Statistical analysis

This meta-analysis was performed in accordance with the Preferred Reporting Items for Systematic Reviews and Meta-analyses (PRISMA) statement (Supplementary File 1).[36] The primary outcome was OS and secondary outcome was PFS, and the association between ATB use and ICI efficacy was measured by HR with the corresponding 95% CI. The overall analysis was conducted by including all studies, and subgroup analyses were conducted based on the time of ATB use, cancer type, sample size, type of ICI drug, publication country, and study type.
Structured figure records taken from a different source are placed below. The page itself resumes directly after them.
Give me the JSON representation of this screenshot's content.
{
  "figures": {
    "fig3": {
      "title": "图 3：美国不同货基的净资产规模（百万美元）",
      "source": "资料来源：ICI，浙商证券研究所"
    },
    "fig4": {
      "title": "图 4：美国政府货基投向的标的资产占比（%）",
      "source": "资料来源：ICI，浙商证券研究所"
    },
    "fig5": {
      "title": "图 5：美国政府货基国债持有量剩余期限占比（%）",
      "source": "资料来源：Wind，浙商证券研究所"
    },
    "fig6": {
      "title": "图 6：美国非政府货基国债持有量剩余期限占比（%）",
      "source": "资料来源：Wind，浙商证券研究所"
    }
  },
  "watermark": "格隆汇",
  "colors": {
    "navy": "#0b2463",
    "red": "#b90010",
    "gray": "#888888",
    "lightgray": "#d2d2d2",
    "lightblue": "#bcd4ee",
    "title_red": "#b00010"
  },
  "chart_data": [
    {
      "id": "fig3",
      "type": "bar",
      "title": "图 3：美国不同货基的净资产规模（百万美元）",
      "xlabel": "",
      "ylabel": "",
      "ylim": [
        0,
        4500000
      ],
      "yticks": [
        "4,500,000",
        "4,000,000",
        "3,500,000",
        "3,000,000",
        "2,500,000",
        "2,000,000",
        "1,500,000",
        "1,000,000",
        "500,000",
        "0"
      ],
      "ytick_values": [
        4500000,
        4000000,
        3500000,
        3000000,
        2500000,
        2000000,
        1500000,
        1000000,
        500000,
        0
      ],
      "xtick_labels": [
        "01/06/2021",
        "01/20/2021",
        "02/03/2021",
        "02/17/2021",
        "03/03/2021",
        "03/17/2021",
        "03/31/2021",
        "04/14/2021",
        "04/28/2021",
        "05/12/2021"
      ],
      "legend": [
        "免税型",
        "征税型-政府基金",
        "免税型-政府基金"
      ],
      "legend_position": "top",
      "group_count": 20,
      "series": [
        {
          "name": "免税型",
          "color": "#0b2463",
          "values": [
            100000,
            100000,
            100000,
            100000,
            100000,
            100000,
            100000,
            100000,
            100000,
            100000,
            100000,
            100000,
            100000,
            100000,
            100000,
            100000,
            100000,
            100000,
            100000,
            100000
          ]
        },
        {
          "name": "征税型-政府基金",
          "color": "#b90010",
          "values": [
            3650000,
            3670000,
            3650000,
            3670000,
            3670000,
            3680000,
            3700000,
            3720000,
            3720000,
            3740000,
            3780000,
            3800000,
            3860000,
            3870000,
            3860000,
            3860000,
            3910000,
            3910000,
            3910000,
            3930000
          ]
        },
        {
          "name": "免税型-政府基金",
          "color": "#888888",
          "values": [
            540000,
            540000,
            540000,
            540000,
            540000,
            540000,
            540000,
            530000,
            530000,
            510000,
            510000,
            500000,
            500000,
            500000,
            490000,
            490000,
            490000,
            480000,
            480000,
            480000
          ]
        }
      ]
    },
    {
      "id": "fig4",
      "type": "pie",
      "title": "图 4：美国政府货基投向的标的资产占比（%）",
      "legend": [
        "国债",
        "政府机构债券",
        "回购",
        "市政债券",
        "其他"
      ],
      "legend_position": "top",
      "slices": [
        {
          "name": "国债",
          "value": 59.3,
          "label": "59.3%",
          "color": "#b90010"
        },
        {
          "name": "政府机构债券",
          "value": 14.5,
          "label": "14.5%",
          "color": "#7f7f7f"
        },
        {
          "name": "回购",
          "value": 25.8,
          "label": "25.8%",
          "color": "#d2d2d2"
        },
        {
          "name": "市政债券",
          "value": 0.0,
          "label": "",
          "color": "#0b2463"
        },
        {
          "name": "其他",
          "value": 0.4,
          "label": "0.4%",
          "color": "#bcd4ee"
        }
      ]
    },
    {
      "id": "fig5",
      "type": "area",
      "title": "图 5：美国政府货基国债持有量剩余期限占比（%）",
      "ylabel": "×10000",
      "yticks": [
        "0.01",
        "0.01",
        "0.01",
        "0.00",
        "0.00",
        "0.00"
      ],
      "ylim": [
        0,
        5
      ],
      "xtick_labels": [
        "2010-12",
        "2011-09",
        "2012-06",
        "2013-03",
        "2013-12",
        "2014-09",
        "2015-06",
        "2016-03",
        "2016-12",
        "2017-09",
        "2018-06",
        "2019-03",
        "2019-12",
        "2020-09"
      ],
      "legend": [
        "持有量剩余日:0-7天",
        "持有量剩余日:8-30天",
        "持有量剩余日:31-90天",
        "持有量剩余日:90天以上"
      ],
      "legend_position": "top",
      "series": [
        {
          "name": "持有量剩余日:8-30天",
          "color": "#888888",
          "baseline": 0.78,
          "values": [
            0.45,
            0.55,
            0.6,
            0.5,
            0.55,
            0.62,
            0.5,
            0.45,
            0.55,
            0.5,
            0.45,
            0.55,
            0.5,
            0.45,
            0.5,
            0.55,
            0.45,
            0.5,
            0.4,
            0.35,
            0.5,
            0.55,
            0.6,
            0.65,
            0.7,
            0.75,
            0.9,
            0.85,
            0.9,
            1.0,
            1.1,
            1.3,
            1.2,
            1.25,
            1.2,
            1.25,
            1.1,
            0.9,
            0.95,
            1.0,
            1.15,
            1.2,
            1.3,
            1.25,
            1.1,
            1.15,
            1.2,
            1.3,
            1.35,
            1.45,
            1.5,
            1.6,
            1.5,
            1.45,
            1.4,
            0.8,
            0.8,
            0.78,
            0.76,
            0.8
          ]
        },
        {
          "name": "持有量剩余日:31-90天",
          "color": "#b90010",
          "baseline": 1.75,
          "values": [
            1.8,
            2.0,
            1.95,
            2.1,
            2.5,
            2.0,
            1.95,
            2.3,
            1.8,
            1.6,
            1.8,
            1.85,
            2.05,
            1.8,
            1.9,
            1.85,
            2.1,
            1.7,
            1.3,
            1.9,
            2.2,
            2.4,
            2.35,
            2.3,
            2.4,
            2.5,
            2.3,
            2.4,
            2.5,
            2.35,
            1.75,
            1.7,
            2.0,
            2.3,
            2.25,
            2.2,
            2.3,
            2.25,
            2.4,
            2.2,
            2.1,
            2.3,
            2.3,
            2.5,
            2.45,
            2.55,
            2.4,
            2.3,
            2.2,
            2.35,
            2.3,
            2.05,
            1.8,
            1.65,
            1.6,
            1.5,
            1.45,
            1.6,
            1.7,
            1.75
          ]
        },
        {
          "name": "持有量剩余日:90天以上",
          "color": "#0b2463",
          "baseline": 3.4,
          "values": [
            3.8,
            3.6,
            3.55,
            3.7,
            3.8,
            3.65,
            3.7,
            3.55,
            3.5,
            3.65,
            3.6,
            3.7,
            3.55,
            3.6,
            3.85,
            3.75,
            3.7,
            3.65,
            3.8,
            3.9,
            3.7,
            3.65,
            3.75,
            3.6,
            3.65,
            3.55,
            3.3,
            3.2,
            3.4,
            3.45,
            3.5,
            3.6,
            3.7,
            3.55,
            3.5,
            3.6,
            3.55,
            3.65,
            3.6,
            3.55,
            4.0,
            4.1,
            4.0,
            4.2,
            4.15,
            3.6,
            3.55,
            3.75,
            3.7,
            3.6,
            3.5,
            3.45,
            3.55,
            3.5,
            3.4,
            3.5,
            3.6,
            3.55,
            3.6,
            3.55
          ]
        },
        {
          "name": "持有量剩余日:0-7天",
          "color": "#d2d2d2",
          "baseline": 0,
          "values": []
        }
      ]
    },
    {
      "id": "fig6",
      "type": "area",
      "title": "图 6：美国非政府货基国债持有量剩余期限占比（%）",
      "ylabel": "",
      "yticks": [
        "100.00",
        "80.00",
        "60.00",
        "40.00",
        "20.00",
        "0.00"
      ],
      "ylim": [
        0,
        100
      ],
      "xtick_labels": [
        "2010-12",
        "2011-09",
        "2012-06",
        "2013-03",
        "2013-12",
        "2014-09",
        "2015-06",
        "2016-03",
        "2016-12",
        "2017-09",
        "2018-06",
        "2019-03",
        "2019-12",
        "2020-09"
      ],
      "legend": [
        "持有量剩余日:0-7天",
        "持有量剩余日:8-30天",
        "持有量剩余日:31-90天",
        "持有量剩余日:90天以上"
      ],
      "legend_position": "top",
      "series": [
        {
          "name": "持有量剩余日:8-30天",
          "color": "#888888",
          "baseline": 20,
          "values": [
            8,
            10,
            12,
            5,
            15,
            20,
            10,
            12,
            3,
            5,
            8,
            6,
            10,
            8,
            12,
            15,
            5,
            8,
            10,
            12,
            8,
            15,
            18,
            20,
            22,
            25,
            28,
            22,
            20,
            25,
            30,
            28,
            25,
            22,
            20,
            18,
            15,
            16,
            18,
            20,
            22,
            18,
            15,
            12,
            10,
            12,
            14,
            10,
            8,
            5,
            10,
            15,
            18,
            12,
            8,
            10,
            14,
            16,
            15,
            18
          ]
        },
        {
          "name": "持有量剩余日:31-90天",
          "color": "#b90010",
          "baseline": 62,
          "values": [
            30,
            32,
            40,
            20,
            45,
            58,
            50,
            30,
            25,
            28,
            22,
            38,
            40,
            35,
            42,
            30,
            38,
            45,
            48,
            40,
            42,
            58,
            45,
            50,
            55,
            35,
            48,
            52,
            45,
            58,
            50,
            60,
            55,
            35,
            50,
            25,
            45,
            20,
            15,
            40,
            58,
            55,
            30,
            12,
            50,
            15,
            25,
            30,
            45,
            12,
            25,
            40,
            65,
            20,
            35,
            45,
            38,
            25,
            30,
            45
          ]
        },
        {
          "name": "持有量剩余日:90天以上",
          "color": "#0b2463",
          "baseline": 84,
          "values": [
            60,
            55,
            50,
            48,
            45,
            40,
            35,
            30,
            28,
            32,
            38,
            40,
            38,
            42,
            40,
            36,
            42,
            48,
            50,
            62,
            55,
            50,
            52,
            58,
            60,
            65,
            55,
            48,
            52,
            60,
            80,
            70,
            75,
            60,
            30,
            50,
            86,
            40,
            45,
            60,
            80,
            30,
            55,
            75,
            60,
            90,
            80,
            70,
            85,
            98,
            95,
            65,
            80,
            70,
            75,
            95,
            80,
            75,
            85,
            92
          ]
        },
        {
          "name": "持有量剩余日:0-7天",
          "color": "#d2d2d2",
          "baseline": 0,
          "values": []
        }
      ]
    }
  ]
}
We used I2 statistics and a Cochran Q test to evaluate the heterogeneity among the studies, and the heterogeneity was considered statistically significant when the I2 was greater than 50% and/or a P value less than 0.10. A random effect model was used to pool the HRs if the heterogeneity was significant; otherwise, a fixed effects model was used.[37] Begg’s and Egger’s tests were used to evaluate publication bias, and a trim-and-fill analysis was performed to evaluate the effect of potential publication bias on an outcome if the p value for Begg’s or Egger’s tests was low (i.e., p < .15).[38-40] To assess the bias risk of an individual study on the results and to investigate the stability and consistency of our results, sensitivity analyses were conducted to investigate whether a single study dominated the results by a leave-one-out approach (individually omitting each study).

All statistical analyses were performed using Stata software (Version 12.0, Stata Corporation, College Station, TX, USA). A two-sided P value of < 0.05 was considered statistically significant.